Abstract
A qualitative scenario analysis of demand-driven curriculum on agricultural extension in Nigeria was performed among farmers, extension agents, input dealers, NGOs, alumni and potential students, ministry of agriculture, agricultural cooperatives, and lecturers from Universities and Colleges of Agriculture. The model of scenario analysis applied involved scenario scope, key drivers, outcomes, scenario construction, and expert consultation.
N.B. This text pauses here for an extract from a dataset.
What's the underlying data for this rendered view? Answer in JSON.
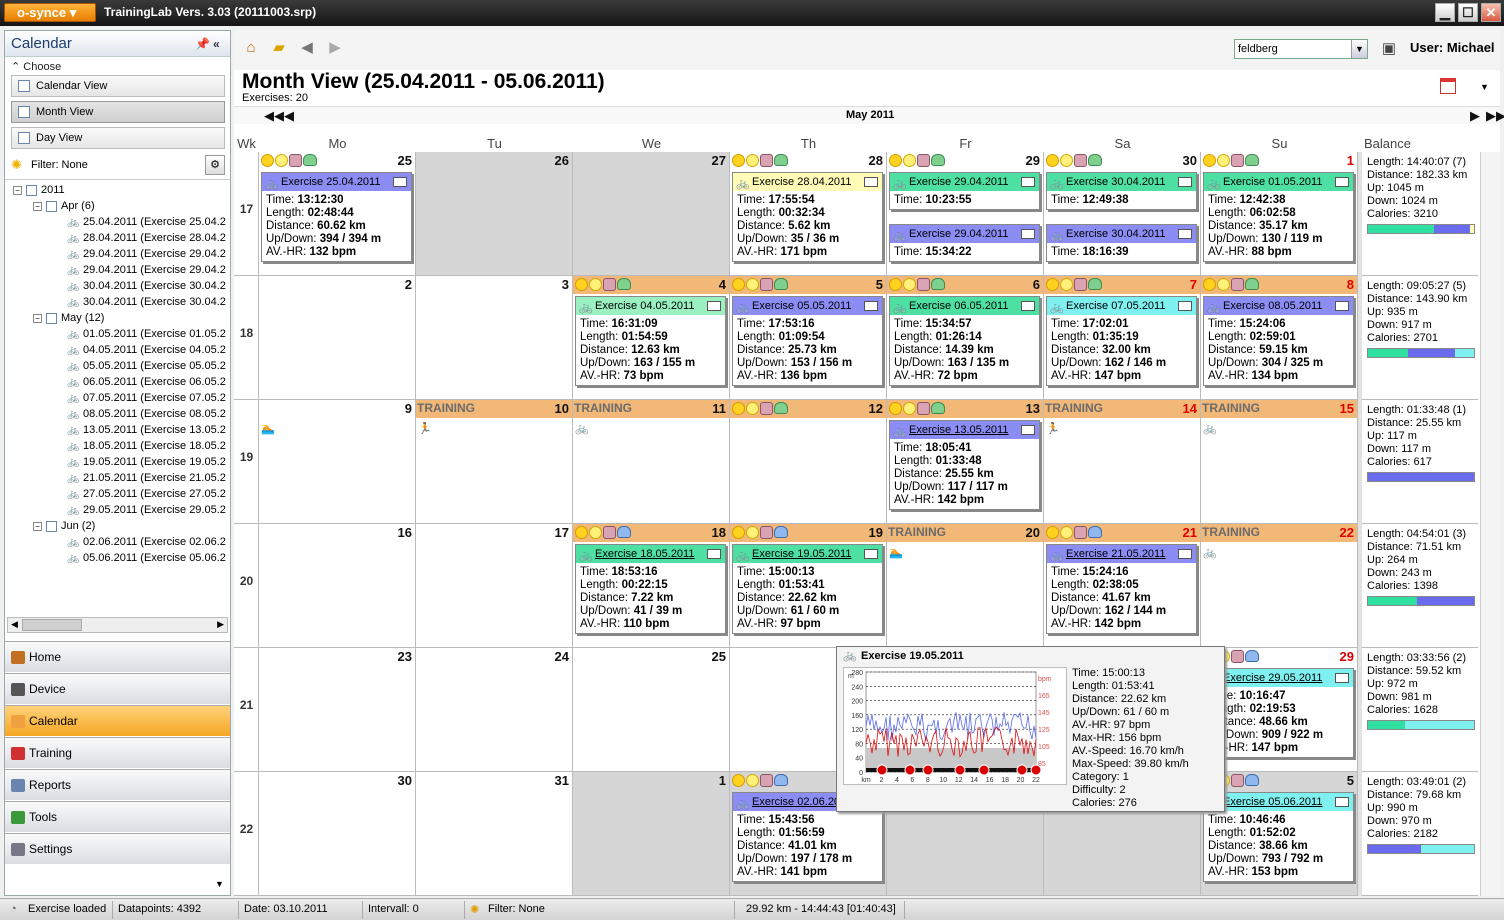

The findings highlight that the key drivers and outcomes are high and low pool of school leavers for enrolment in the SAFE program, Demand Driven Curriculum (SDDC), Supervised Enterprise Project (SEP), Enterprise Centre (EC) and any forms of combination as elements of components of the SAFE program that universities are willing to adopt into the training curriculum; mid-career trainees alone, high school graduates alone, high school graduates and mid-career trainees the same class, the same curriculum different classes and high school graduates and mid-career trainees in different classes as forms of adaptation of the SAFE program and blended learning, distance learning, online platform, face to face, block teaching, weekend courses, summer programs as modes of delivery. The paper concludes the training should be packaged for the benefits of actors along the agricultural extension value-chain by establishing different forms of changes and scenarios.
Key words: training, learning, scenario-analysis, curriculum, agriculture.